Berufsverband Deutscher Psychologinnen und Psychologen e. V.

VPP-Vorsitzender Heinrich Bertram im Zeit-Interview: Bisherige Kontrolle der Psychotherapeuten reicht aus

Unter 'KONTROVERS' stellt der ZEIT Wissen Ratgeber Nr.2/10 (Seite 8) die Positionen von Franz Caspar (Professor für Klinische Psycho­logie und Psychotherapie an der Universität Bern) und Heinrich Bertram (Vorstandsmitglied der Berliner Psychotherapeutenkammer und Bundesvorsitzender des VPP)

nach dem Todesfall in 2009 in Berlin nach einer 'Therapiesitzung' mit Drogeneinsatz gegenüber:

Franz Caspar:
Wenn ein Schreiner einen Tisch schief hobelt, bemerken er und seine Kunden den Fehler sofort.
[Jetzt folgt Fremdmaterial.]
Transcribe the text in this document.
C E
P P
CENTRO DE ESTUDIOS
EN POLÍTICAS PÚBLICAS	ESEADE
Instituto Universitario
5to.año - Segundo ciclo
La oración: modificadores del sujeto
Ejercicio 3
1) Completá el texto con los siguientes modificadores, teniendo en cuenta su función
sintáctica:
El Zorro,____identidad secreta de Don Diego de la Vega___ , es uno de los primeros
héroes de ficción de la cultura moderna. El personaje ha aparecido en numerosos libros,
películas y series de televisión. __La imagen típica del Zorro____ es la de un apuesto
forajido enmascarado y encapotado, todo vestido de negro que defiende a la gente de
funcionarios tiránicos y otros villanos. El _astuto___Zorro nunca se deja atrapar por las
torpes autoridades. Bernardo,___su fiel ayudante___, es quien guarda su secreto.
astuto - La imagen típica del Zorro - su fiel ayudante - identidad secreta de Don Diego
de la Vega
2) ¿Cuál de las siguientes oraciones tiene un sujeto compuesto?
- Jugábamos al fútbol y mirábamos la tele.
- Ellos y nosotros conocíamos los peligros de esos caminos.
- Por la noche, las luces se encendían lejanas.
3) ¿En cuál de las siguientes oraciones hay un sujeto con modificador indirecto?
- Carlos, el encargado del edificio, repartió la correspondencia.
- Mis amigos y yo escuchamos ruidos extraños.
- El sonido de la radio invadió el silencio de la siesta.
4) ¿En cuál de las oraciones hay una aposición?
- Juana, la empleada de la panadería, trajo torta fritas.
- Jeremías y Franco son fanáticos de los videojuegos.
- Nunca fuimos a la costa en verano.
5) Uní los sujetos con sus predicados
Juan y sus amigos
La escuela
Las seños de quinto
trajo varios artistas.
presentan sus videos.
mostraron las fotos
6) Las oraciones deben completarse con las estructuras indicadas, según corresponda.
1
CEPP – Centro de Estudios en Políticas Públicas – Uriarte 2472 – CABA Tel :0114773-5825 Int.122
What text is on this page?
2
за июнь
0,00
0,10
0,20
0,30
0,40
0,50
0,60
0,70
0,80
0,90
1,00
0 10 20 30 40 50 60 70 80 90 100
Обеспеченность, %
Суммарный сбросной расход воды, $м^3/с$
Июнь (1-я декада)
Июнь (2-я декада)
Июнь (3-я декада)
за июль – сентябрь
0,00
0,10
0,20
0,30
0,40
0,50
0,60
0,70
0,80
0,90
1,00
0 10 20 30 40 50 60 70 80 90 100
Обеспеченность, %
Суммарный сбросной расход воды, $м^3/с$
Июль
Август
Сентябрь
Im Gegensatz dazu fällt es bei einer Psychotherapie nicht gleich auf, wenn etwas schiefläuft. Auch ein Therapeut, der suboptimal arbeitet, wird seine Therapien weiterhin »verkaufen« können, obwohl die Patienten möglicherweise von einem anderen therapeutischen Vorgehen viel mehr profitieren würden.
Die richtige Therapieform für einen Patienten zu wählen ist wichtig, der Erfolg hängt jedoch auch von der Arbeitsweise des Therapeuten ab. Deshalb reicht es nicht aus, Patienten besser über Verfahren aufzuklären, denn sie haben auch ein Anrecht, zu erfahren, ob der Behandler, dem sie sich anvertrauen, bisher gute Arbeit geleistet hat. Dass der Therapeut eine Ausbildung abgeschlossen hat oder dass ein Therapieansatz wissenschaftlich untersucht wurde, ist keine ausreichende Garantie.
Deshalb ist Kontrolle notwendig, die aber vernünftig und sachkundig sein muss: Psychotherapeuten müssen eine Rückmeldung zur Wir­kung ihres Handelns bekommen, auch zur längerfristigen. Gegebenenfalls müssten Vertrau­enspersonen mit ihnen qualitätsverbessernde Maßnahmen besprechen.
Im Extremfall sollten lernresistente Psychotherapeuten nicht mehr oder nur ein­geschränkt praktizieren dürfen.

Heinrich Bertram:
Die bisherige Kontrolle reicht aus: Ärzte, die als Psycho­therapeuten arbeiten, werden von der Ärztekammer und der Kassenärzt­lichen Vereinigung kontrolliert, Psychologische Psychotherapeuten von der Psychotherapeutenkammer.
Die Bezeichnung »Psychotherapeut« ist geschützt - so dürfen sich nur Ärzte, Psychologen und Sozialpädagogen nennen, die sich entsprechend weitergebildet haben. Etwa drei Viertel aller Psychotherapien werden von Psychologen und Sozialpädagogen mit therapeutischer Ausbildung durch­geführt, die Pflichtmitglieder der Psychotherapeutenkammer sind. Diese regelt die Berufsausübung: Wenn Patienten sich beschweren, werden die Therapeuten geprüft. Bei Verstößen gegen die Berufsordnung können Therapeuten etwa mit einer Geldbuße gerügt werden, in schweren Fällen wird ein Gerichtsverfahren eingeleitet. Zudem unterliegt jede Therapie, die von einer Krankenkasse finanziert wird, einem Gutachterverfahren.
Noch mehr Kontrolle wäre nur möglich, wenn Prüfer von außen in die Behandlung eingriffen. Das störte aber empfindlich den Therapieprozess und läge nicht im Interesse des Patienten. Es behinderte das notwendige Vertrauen in den Behandler und verletzte den Datenschutz.
Aber: Mehr Aufklärung der Patienten ist dringend notwendig. Ihnen muss klar sein, dass ein Vorgehen wie das, bei dem im vergangenen Jahr ein Mensch starb, keine Psychotherapie ist und ihre Gesundheit gefährdet.